SSKW/CPP Using Technology to Protect Lives and Develop Cultural Understanding: The 12th Spatial Socio-Cultural Knowledge Workshop (SSKW) and Culture in Conflict
The Symposium was hosted by Cranfield Defence and Security, along with the UK MOD’s Defence Geographic Centre and the UK’s Specialist Group Military Intelligence. It combined the 12th International Spatial Socio-Cultural Knowledge Workshop (SSKW) and Culture in Conflict Conference to examine issues of human geography, culture and cultural property protection around the 2019 Theme: ‘Using Technology to Protect Lives and Develop Cultural Understanding’.

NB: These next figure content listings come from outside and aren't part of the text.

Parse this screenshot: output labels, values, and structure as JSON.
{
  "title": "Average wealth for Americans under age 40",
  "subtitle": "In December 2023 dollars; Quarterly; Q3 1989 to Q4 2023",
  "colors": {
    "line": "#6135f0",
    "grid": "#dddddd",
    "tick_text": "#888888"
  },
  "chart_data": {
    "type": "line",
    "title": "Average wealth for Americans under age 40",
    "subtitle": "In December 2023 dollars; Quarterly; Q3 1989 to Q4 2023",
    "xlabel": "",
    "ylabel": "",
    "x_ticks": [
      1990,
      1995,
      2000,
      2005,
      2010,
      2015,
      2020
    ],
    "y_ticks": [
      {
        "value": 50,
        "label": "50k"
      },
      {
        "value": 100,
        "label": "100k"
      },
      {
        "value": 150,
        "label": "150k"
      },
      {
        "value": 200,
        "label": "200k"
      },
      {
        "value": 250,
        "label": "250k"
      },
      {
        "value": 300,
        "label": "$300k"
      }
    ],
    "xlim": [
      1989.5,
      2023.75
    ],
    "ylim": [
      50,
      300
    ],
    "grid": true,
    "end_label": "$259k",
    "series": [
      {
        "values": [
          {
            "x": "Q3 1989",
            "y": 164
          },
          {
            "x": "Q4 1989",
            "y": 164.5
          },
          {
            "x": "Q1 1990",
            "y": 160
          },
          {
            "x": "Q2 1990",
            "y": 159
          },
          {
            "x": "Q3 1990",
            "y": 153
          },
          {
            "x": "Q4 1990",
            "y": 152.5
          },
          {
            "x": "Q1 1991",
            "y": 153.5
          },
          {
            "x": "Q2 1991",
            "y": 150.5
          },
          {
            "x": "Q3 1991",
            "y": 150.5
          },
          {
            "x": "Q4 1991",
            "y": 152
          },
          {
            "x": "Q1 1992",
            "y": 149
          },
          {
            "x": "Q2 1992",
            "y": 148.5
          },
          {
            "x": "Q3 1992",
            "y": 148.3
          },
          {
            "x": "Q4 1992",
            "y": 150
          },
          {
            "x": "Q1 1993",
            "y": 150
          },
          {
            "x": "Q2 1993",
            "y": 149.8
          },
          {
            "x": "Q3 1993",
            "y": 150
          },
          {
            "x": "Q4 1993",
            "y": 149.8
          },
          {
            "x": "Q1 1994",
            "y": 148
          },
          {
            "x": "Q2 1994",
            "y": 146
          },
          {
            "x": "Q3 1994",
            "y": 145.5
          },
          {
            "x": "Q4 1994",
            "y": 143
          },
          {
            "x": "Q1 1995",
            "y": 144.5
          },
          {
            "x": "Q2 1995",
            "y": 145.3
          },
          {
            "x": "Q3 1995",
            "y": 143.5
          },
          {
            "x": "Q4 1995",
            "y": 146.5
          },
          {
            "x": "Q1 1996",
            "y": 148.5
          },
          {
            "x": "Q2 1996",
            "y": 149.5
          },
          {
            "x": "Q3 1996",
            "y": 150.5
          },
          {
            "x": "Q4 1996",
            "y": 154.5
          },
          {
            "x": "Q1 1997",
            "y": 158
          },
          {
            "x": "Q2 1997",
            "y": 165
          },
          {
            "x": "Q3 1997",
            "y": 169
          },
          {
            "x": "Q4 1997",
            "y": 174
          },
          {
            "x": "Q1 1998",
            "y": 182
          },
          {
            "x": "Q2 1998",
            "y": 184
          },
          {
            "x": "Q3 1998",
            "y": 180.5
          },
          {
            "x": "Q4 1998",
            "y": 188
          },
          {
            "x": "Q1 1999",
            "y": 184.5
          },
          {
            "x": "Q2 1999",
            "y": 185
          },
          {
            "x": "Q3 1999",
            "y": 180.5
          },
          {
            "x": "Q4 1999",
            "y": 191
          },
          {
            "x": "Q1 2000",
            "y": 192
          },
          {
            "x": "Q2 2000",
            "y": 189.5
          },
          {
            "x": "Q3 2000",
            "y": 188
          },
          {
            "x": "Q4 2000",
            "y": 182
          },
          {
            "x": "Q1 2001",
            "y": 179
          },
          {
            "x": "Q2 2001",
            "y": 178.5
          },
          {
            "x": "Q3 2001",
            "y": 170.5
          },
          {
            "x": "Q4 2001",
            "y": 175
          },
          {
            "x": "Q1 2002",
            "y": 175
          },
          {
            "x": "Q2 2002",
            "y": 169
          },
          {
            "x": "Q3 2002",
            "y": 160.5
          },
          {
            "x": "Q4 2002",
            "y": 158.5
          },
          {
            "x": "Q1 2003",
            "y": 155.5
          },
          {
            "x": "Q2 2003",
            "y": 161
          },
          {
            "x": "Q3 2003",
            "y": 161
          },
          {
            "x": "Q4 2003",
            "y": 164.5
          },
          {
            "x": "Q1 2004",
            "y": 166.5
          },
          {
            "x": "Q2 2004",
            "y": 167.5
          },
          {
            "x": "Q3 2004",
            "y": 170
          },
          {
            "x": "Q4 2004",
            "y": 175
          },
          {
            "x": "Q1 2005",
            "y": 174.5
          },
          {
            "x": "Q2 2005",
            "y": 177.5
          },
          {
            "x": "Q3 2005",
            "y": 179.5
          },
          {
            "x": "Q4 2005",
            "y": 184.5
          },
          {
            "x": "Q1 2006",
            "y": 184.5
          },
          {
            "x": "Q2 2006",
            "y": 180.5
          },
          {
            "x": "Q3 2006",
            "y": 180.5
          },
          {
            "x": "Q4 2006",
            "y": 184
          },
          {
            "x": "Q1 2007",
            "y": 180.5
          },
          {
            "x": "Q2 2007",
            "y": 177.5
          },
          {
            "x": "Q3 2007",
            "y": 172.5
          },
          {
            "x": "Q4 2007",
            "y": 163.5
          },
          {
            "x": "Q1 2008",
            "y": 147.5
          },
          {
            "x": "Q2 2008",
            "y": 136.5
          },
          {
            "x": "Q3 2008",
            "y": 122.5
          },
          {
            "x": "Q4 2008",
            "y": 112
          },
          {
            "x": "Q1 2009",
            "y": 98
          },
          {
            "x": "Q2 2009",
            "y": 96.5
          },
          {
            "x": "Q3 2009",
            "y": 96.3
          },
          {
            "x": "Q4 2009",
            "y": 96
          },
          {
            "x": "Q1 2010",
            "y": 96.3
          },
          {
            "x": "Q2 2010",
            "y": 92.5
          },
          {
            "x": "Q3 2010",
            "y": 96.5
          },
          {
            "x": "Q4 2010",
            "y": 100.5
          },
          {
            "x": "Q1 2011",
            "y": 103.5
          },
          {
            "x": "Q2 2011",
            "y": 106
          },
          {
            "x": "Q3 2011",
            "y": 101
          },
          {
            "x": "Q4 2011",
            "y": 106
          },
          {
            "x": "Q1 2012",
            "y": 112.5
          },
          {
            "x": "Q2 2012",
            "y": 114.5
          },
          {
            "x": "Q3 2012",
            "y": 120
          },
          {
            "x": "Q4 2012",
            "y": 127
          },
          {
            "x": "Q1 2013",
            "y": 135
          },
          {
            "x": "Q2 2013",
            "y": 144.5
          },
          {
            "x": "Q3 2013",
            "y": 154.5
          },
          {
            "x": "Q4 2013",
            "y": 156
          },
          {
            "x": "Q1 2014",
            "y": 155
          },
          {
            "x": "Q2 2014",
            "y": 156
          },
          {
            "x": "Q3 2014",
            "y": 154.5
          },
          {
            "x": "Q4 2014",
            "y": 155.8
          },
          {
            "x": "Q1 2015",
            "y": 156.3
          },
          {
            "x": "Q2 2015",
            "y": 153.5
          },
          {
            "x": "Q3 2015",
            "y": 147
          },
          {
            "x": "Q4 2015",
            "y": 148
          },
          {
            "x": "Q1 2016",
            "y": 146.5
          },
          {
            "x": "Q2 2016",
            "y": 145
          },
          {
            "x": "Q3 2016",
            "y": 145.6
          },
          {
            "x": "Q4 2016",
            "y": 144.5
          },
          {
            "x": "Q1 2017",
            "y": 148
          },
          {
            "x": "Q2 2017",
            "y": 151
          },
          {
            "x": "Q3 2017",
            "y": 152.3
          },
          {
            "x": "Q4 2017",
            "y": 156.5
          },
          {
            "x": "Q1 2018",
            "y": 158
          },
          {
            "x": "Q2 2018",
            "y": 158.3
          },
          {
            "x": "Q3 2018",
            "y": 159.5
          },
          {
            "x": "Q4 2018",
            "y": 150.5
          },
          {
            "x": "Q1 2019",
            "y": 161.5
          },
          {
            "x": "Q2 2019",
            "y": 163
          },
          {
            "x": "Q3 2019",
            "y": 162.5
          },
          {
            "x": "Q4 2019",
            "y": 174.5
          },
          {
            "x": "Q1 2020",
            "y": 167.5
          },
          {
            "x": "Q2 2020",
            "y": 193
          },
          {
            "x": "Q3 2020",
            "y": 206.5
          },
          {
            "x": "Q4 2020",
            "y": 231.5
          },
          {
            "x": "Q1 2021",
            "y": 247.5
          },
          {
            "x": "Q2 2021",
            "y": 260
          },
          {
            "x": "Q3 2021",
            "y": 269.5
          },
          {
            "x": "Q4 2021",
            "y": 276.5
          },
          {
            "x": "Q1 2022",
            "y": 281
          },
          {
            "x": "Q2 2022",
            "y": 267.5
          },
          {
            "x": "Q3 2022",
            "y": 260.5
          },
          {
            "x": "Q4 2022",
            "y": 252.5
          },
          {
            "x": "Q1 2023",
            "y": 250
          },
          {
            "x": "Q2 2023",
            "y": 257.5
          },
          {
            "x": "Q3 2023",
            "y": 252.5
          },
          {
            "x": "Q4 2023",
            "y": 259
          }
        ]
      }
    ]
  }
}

Dr Emma Cunliffe spoke to a mixed civilian military audience on behalf of UK Blue Shield, covering work by Dr Paul Fox and Professor Peter Stone, in a presentation titled ‘Cultural Property Protection and the Blue Shield: Developing Methods for 2019‘. With the ratification of the 1954 Hague Convention for the Protection of Cultural Property in the Event of Armed Conflict in 2017, the UK joined more than 130 other signatory states and gave a public commitment to cultural property protection (CPP). However, work by the Blue Shield with both UK armed forces and NATO in 2017 and 2018 demonstrated the need for new methodologies to fully implement those commitments.
Using a risk-based approach, the paper presented two new methodologies developed by the Blue Shield to mitigate the risks to cultural property, achieving compliance with international law and supporting mission success. The first is a suggested procedure to improve the collection of the cultural property data required to achieve mission success. Data needs were examined, comparing data held to the standards obligated in the 1954 Hague Convention, and highlighting the new legal analysis of the Convention’s requirements. Blue Shield then presented the CPP Estimate process – enabling staff officers to tackle CPP as a component part of the overall operational level planning process. The overview highlighted the significant challenges posed by the lack of implementation of the 1954 Hague Convention by signatory states, but taken together and implemented properly, these new methods offer significant potential to mitigate identified risks to cultural property during armed conflict.